The relationship between Walken and Lauper is the movie's biggest selling point, and it's entirely plausible, which also means that it's not exaggerated or exciting. This seems intentional, a quest for emotional authenticity, but Connell is puritanical about deflecting their passions, keeping his scripted lovers chaste and noble and altogether a bit flat.
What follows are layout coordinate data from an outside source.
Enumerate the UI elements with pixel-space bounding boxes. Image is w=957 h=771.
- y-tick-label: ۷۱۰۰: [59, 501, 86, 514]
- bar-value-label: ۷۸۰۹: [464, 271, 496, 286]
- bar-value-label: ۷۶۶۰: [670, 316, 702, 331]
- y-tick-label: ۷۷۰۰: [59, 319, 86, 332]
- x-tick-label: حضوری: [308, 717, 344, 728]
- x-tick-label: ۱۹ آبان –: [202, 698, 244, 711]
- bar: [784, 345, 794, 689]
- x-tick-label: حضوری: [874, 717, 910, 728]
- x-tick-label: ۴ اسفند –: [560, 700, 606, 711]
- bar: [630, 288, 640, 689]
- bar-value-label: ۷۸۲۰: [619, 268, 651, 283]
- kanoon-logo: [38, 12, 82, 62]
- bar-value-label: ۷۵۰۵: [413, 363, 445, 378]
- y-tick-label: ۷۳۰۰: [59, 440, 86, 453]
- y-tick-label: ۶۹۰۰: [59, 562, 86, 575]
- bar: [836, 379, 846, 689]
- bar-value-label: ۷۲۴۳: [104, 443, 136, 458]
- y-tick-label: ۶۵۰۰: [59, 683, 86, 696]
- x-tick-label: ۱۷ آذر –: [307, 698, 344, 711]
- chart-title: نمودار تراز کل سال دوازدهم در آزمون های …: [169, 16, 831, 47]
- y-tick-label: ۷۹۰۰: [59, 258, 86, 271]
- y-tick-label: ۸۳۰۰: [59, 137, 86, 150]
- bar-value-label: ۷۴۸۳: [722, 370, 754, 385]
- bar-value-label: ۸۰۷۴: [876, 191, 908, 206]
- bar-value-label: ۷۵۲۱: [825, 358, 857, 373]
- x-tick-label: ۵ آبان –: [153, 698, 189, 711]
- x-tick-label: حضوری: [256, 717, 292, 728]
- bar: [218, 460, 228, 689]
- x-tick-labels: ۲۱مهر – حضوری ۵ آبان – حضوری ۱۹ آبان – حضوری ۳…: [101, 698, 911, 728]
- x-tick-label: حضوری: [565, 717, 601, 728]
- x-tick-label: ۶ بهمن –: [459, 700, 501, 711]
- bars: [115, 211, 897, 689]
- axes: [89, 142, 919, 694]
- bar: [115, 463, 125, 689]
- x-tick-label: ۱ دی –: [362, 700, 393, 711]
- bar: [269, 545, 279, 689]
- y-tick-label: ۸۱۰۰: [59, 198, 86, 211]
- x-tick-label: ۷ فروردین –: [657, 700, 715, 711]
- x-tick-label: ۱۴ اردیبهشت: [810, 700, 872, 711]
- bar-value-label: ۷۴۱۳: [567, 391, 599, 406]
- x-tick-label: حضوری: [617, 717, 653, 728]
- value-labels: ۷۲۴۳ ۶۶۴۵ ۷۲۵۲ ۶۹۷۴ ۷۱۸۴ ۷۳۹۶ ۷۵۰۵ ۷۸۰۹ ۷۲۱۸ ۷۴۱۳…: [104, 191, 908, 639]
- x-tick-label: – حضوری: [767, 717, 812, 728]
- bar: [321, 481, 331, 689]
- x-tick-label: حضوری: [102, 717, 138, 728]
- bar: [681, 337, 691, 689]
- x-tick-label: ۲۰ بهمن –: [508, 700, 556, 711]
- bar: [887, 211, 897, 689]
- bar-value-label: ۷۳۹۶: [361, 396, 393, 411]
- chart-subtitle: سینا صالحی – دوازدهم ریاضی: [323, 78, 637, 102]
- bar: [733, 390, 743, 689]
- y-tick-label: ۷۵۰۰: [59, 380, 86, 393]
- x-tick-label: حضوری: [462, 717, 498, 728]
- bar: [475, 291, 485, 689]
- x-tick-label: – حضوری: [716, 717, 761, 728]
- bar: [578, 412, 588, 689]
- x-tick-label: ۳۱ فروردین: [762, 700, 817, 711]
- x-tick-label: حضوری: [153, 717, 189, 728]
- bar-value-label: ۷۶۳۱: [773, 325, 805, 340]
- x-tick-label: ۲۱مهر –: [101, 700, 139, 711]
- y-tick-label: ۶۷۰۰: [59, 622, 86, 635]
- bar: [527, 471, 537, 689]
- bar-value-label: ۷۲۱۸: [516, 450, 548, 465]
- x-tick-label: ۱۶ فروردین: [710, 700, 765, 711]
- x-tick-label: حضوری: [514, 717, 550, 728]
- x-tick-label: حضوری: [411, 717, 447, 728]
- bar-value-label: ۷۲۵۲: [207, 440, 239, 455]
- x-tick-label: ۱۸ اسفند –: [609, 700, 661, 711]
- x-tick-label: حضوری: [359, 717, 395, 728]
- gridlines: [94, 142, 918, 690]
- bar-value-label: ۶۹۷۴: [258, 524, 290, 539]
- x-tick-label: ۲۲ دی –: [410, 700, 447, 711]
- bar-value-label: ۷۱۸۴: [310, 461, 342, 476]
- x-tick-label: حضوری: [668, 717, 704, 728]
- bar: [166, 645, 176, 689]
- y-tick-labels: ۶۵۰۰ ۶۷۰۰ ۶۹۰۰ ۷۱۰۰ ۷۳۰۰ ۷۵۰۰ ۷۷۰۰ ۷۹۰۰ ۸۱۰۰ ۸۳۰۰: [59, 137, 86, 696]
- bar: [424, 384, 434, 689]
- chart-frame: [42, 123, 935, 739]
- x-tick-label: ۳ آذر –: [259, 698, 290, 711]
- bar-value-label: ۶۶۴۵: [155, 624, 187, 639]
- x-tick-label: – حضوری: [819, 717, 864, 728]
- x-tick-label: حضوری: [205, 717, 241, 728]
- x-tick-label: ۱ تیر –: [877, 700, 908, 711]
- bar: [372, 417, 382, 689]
Lauper gives a deft and understated performance, and Walken delivers a deceptively calm soul, so their struggle for prosperity leaves an impression. The problem is that Connell is too gentle and detached, and their shared development moves slower than molasses on Pluto.
All in all, the movie's best moments come not from romance or thrills, but from the neighborhood's peculiar inhabitants (especially the crackling Logue, rising star of The Tao of Steve), who are directed and captured in an offhand, casual style. The fresh emigrant Michael -- sort of a surrogate for the Irish-born director -- provides an angle on their American strangeness (one can feel his crush on this country), playing up their initially invisible eccentricities. An autographed baseball here ("I hadda pay for it," explains Grayson), a malfunctioning Buick there ("It's you, it's classy, it's tough!" proclaims Walken in his sales pitch), and the neighborhood feels genuine. The drawback is that it also feels a bit too precious. Once Connell finds his feet, he just may stride forth with his Important American Movie. Until then, The Opportunists is simply a whiff of great unwashedness yet to come.